Discussion/comments/suggested edits to this document are very welcome.

Classes

(these paths may not be completely accurate as they will change between InterMine 1.6 and 2.0)

  • $MINE/dbmodel/resources/keyword_search.properties - per-mine Lucene keyword configuration properties
  • intermine/api/src/main/java/org/intermine/api/lucene/ - the meat of the code to copy the data in InterMine database objects into the Lucene index during the mine build phase. Particularly important classes.
    • InterMineObjectFetcher.java - plays the key role of extracting InterMine objects our of the database and building the Lucene document before placing that on a queue.
    • KeywordSearch.java - pulls documents off the indexing queue and constructs the Lucene index, before stuffing it into the intermine_metadata Postgres table.
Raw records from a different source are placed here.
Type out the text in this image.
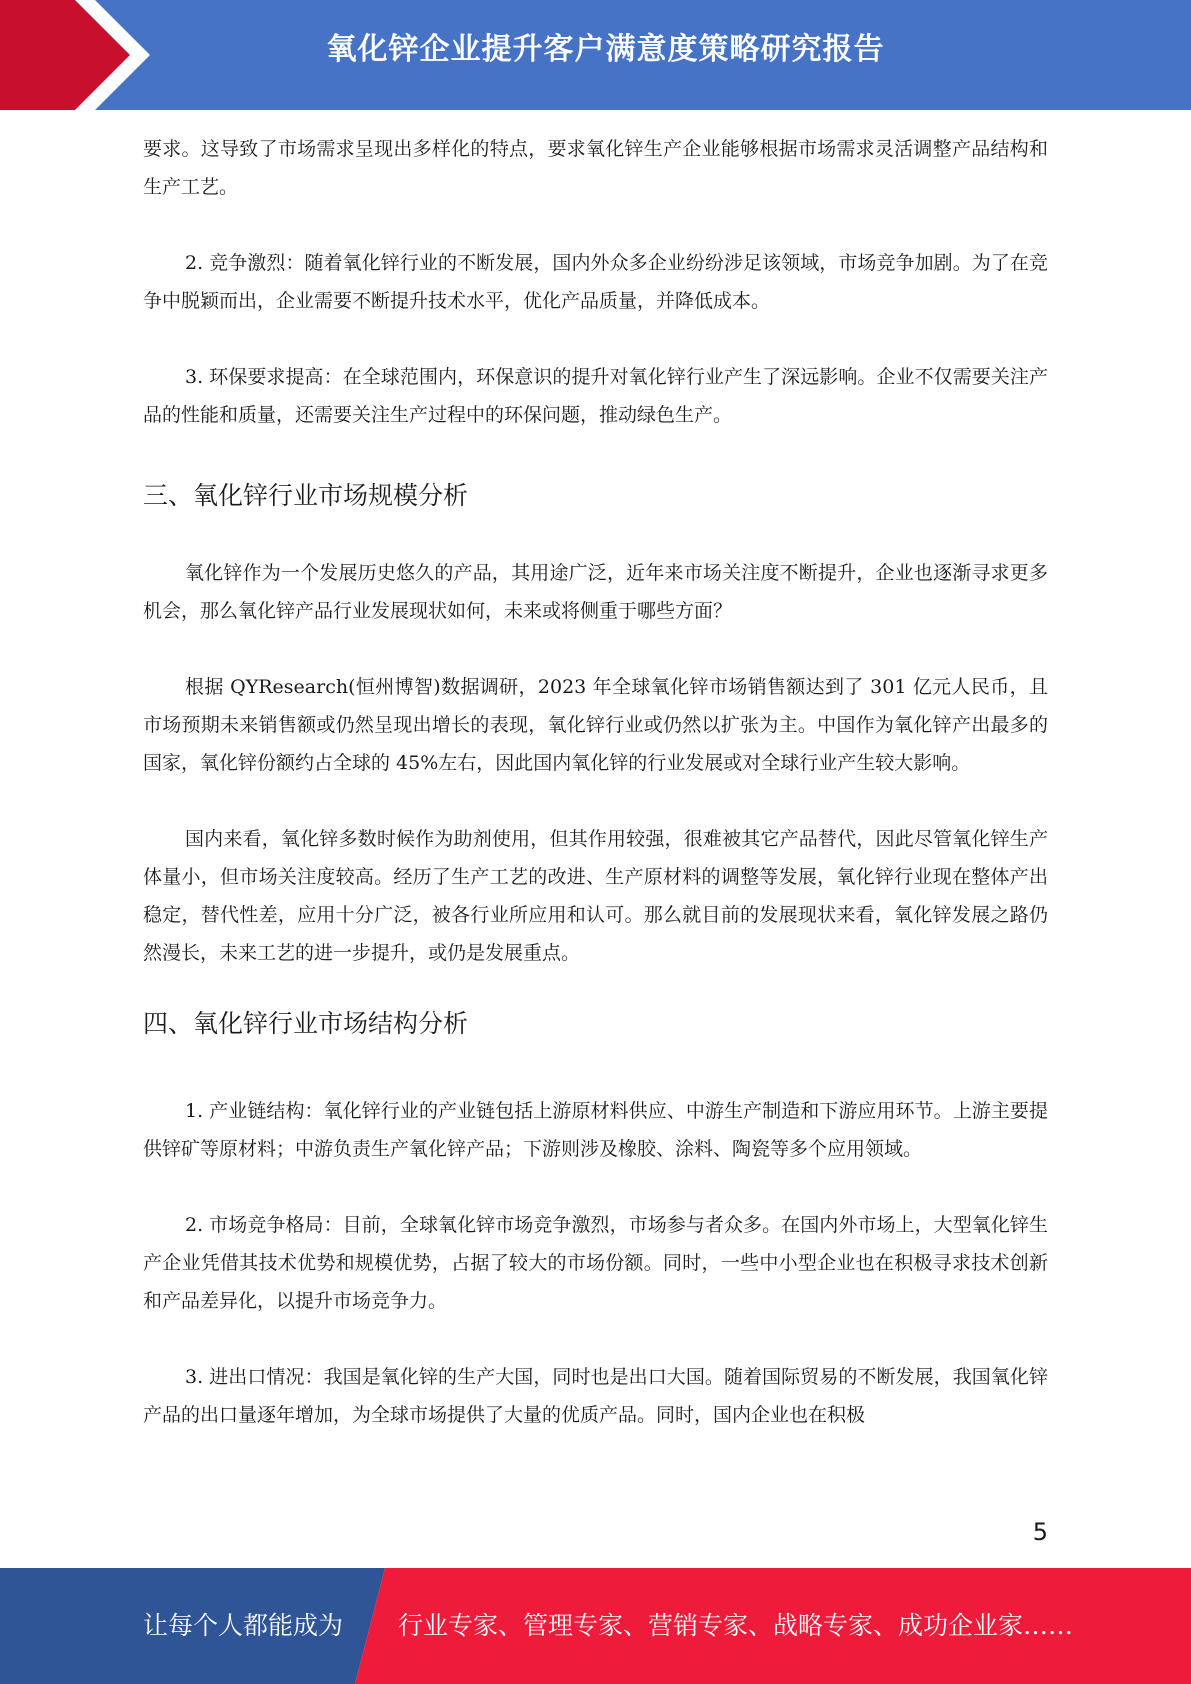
氧化锌企业提升客户满意度策略研究报告

要求。这导致了市场需求呈现出多样化的特点，要求氧化锌生产企业能够根据市场需求灵活调整产品结构和生产工艺。

2. 竞争激烈：随着氧化锌行业的不断发展，国内外众多企业纷纷涉足该领域，市场竞争加剧。为了在竞争中脱颖而出，企业需要不断提升技术水平，优化产品质量，并降低成本。

3. 环保要求提高：在全球范围内，环保意识的提升对氧化锌行业产生了深远影响。企业不仅需要关注产品的性能和质量，还需要关注生产过程中的环保问题，推动绿色生产。

三、氧化锌行业市场规模分析

氧化锌作为一个发展历史悠久的产品，其用途广泛，近年来市场关注度不断提升，企业也逐渐寻求更多机会，那么氧化锌产品行业发展现状如何，未来或将侧重于哪些方面？

根据 QYResearch(恒州博智)数据调研，2023 年全球氧化锌市场销售额达到了 301 亿元人民币，且市场预期未来销售额或仍然呈现出增长的表现，氧化锌行业或仍然以扩张为主。中国作为氧化锌产出最多的国家，氧化锌份额约占全球的 45%左右，因此国内氧化锌的行业发展或对全球行业产生较大影响。

国内来看，氧化锌多数时候作为助剂使用，但其作用较强，很难被其它产品替代，因此尽管氧化锌生产体量小，但市场关注度较高。经历了生产工艺的改进、生产原材料的调整等发展，氧化锌行业现在整体产出稳定，替代性差，应用十分广泛，被各行业所应用和认可。那么就目前的发展现状来看，氧化锌发展之路仍然漫长，未来工艺的进一步提升，或仍是发展重点。

四、氧化锌行业市场结构分析

1. 产业链结构：氧化锌行业的产业链包括上游原材料供应、中游生产制造和下游应用环节。上游主要提供锌矿等原材料；中游负责生产氧化锌产品；下游则涉及橡胶、涂料、陶瓷等多个应用领域。

2. 市场竞争格局：目前，全球氧化锌市场竞争激烈，市场参与者众多。在国内外市场上，大型氧化锌生产企业凭借其技术优势和规模优势，占据了较大的市场份额。同时，一些中小型企业也在积极寻求技术创新和产品差异化，以提升市场竞争力。

3. 进出口情况：我国是氧化锌的生产大国，同时也是出口大国。随着国际贸易的不断发展，我国氧化锌产品的出口量逐年增加，为全球市场提供了大量的优质产品。同时，国内企业也在积极

5
让每个人都能成为 行业专家、管理专家、营销专家、战略专家、成功企业家……
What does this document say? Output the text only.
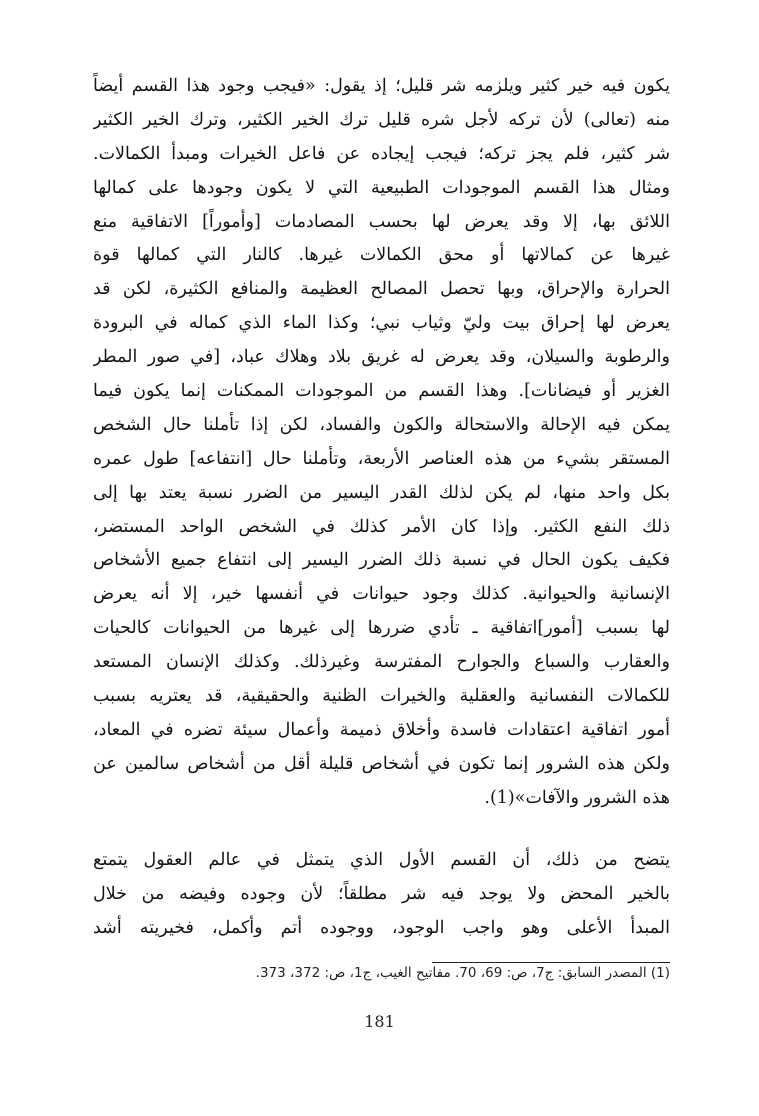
يكون فيه خير كثير ويلزمه شر قليل؛ إذ يقول: «فيجب وجود هذا القسم أيضاً
منه (تعالى) لأن تركه لأجل شره قليل ترك الخير الكثير، وترك الخير الكثير
شر كثير، فلم يجز تركه؛ فيجب إيجاده عن فاعل الخيرات ومبدأ الكمالات.
ومثال هذا القسم الموجودات الطبيعية التي لا يكون وجودها على كمالها
اللائق بها، إلا وقد يعرض لها بحسب المصادمات [وأموراً] الاتفاقية منع
غيرها عن كمالاتها أو محق الكمالات غيرها. كالنار التي كمالها قوة
الحرارة والإحراق، وبها تحصل المصالح العظيمة والمنافع الكثيرة، لكن قد
يعرض لها إحراق بيت وليّ وثياب نبي؛ وكذا الماء الذي كماله في البرودة
والرطوبة والسيلان، وقد يعرض له غريق بلاد وهلاك عباد، [في صور المطر
الغزير أو فيضانات]. وهذا القسم من الموجودات الممكنات إنما يكون فيما
يمكن فيه الإحالة والاستحالة والكون والفساد، لكن إذا تأملنا حال الشخص
المستقر بشيء من هذه العناصر الأربعة، وتأملنا حال [انتفاعه] طول عمره
بكل واحد منها، لم يكن لذلك القدر اليسير من الضرر نسبة يعتد بها إلى
ذلك النفع الكثير. وإذا كان الأمر كذلك في الشخص الواحد المستضر،
فكيف يكون الحال في نسبة ذلك الضرر اليسير إلى انتفاع جميع الأشخاص
الإنسانية والحيوانية. كذلك وجود حيوانات في أنفسها خير، إلا أنه يعرض
لها بسبب [أمور]اتفاقية ـ تأدي ضررها إلى غيرها من الحيوانات كالحيات
والعقارب والسباع والجوارح المفترسة وغيرذلك. وكذلك الإنسان المستعد
للكمالات النفسانية والعقلية والخيرات الظنية والحقيقية، قد يعتريه بسبب
أمور اتفاقية اعتقادات فاسدة وأخلاق ذميمة وأعمال سيئة تضره في المعاد،
ولكن هذه الشرور إنما تكون في أشخاص قليلة أقل من أشخاص سالمين عن
هذه الشرور والآفات»(1).
يتضح من ذلك، أن القسم الأول الذي يتمثل في عالم العقول يتمتع
بالخير المحض ولا يوجد فيه شر مطلقاً؛ لأن وجوده وفيضه من خلال
المبدأ الأعلى وهو واجب الوجود، ووجوده أتم وأكمل، فخيريته أشد
(1) المصدر السابق: ج7، ص: 69، 70. مفاتيح الغيب، ج1، ص: 372، 373.
181
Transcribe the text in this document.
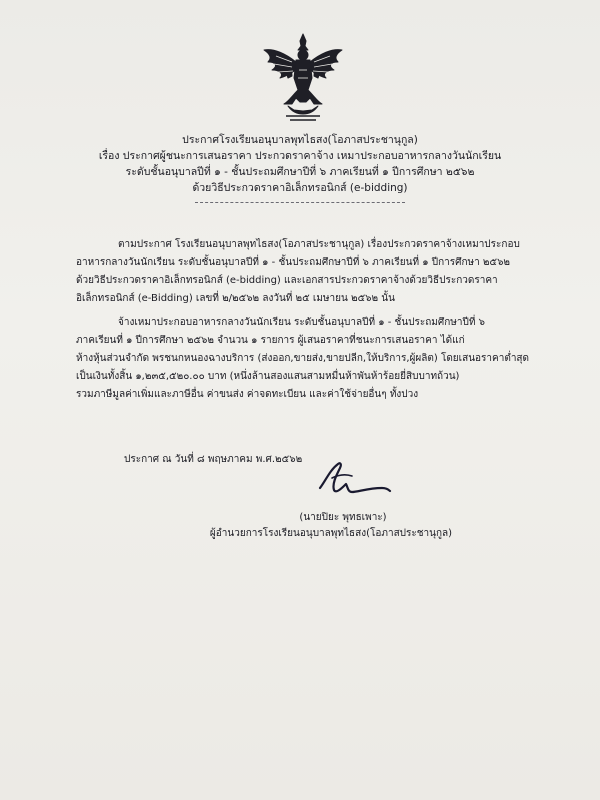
ประกาศโรงเรียนอนุบาลพุทไธสง(โอภาสประชานุกูล)
เรื่อง ประกาศผู้ชนะการเสนอราคา ประกวดราคาจ้าง เหมาประกอบอาหารกลางวันนักเรียน
ระดับชั้นอนุบาลปีที่ ๑ - ชั้นประถมศึกษาปีที่ ๖ ภาคเรียนที่ ๑ ปีการศึกษา ๒๕๖๒
ด้วยวิธีประกวดราคาอิเล็กทรอนิกส์ (e-bidding)
ตามประกาศ โรงเรียนอนุบาลพุทไธสง(โอภาสประชานุกูล) เรื่องประกวดราคาจ้างเหมาประกอบ
อาหารกลางวันนักเรียน ระดับชั้นอนุบาลปีที่ ๑ - ชั้นประถมศึกษาปีที่ ๖ ภาคเรียนที่ ๑ ปีการศึกษา ๒๕๖๒
ด้วยวิธีประกวดราคาอิเล็กทรอนิกส์ (e-bidding) และเอกสารประกวดราคาจ้างด้วยวิธีประกวดราคา
อิเล็กทรอนิกส์ (e-Bidding) เลขที่ ๒/๒๕๖๒ ลงวันที่ ๒๕ เมษายน ๒๕๖๒ นั้น
จ้างเหมาประกอบอาหารกลางวันนักเรียน ระดับชั้นอนุบาลปีที่ ๑ - ชั้นประถมศึกษาปีที่ ๖
ภาคเรียนที่ ๑ ปีการศึกษา ๒๕๖๒ จำนวน ๑ รายการ ผู้เสนอราคาที่ชนะการเสนอราคา ได้แก่
ห้างหุ้นส่วนจำกัด พรชนกหนองฉางบริการ (ส่งออก,ขายส่ง,ขายปลีก,ให้บริการ,ผู้ผลิต) โดยเสนอราคาต่ำสุด
เป็นเงินทั้งสิ้น ๑,๒๓๕,๕๒๐.๐๐ บาท (หนึ่งล้านสองแสนสามหมื่นห้าพันห้าร้อยยี่สิบบาทถ้วน)
รวมภาษีมูลค่าเพิ่มและภาษีอื่น ค่าขนส่ง ค่าจดทะเบียน และค่าใช้จ่ายอื่นๆ ทั้งปวง
ประกาศ ณ วันที่ ๘ พฤษภาคม พ.ศ.๒๕๖๒
(นายปิยะ พุทธเพาะ)
ผู้อำนวยการโรงเรียนอนุบาลพุทไธสง(โอภาสประชานุกูล)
Also used during InterMine operation to pull the serialized Lucene index out of the intermine_metadata table and reinflate it into RAM. Also methods to search the index (this is all terrible design, this should be 2 separate classes with separate concerns - justincc).
  • intermine/web/main/src/org/intermine/web/search/ - contains classes for displaying search results in the InterMine webapp.
  • intermine/webtasks/main/src/org/intermine/web/task/CreateSearchIndexTask.java - the database build Ant search index task, which invokes the rest of the Lucene index building code.

Operation

There are two phases to InterMine search, the index construction phase and the operational phase. We'll discuss each of these in turn.

Index construction phase

This occurs during the building of the database for a particular InterMine instance (e.g. Wormmine, Flymine, Humanmine, etc.). After the main build process, InterMine runs a series of post-processing tasks. One of these is the create-search-index task which creates the Lucene index. Chief players here are InterMineObjectFetcher which is an independent process that retrieves each InterMineObject and creates a Lucene document that is placed onto a queue (essentially by taking every int and string field from the InterMIneObject and replicated that in the Lucene Document), and KeywordSearch which takes those documents and puts them into a Lucene index, before serialising that index to the intermine_metadata table in the mine's Postgres database, under the search key.

Operational phase

When the index is first required, for example by a user entering a keyword to search or invocation of the search webservice, the index is lazily deserialized from the intermine_metadata table and reconstituted to memory (this is why it takes a long time for this page to load when the webapp has just been restarted, and there are difficulties for users with large indexes). Thereafter, in the case of a query from the webapp, the execute() method executes the search and returns the results to the user.

Other information

Facets

Because InterMine's search code is so ancient, it doesn't use Lucene facets (which I think were introduced around v4), but rather a third-party package called Bobo facets which is no longer maintained. Any updating of the code will need to move search to using Lucene/ElasticSearch/Solr facets.

The future

We can't keep using this ancient version of Lucene, we have to upgrade in some way. I (justincc) currently see 3 choices).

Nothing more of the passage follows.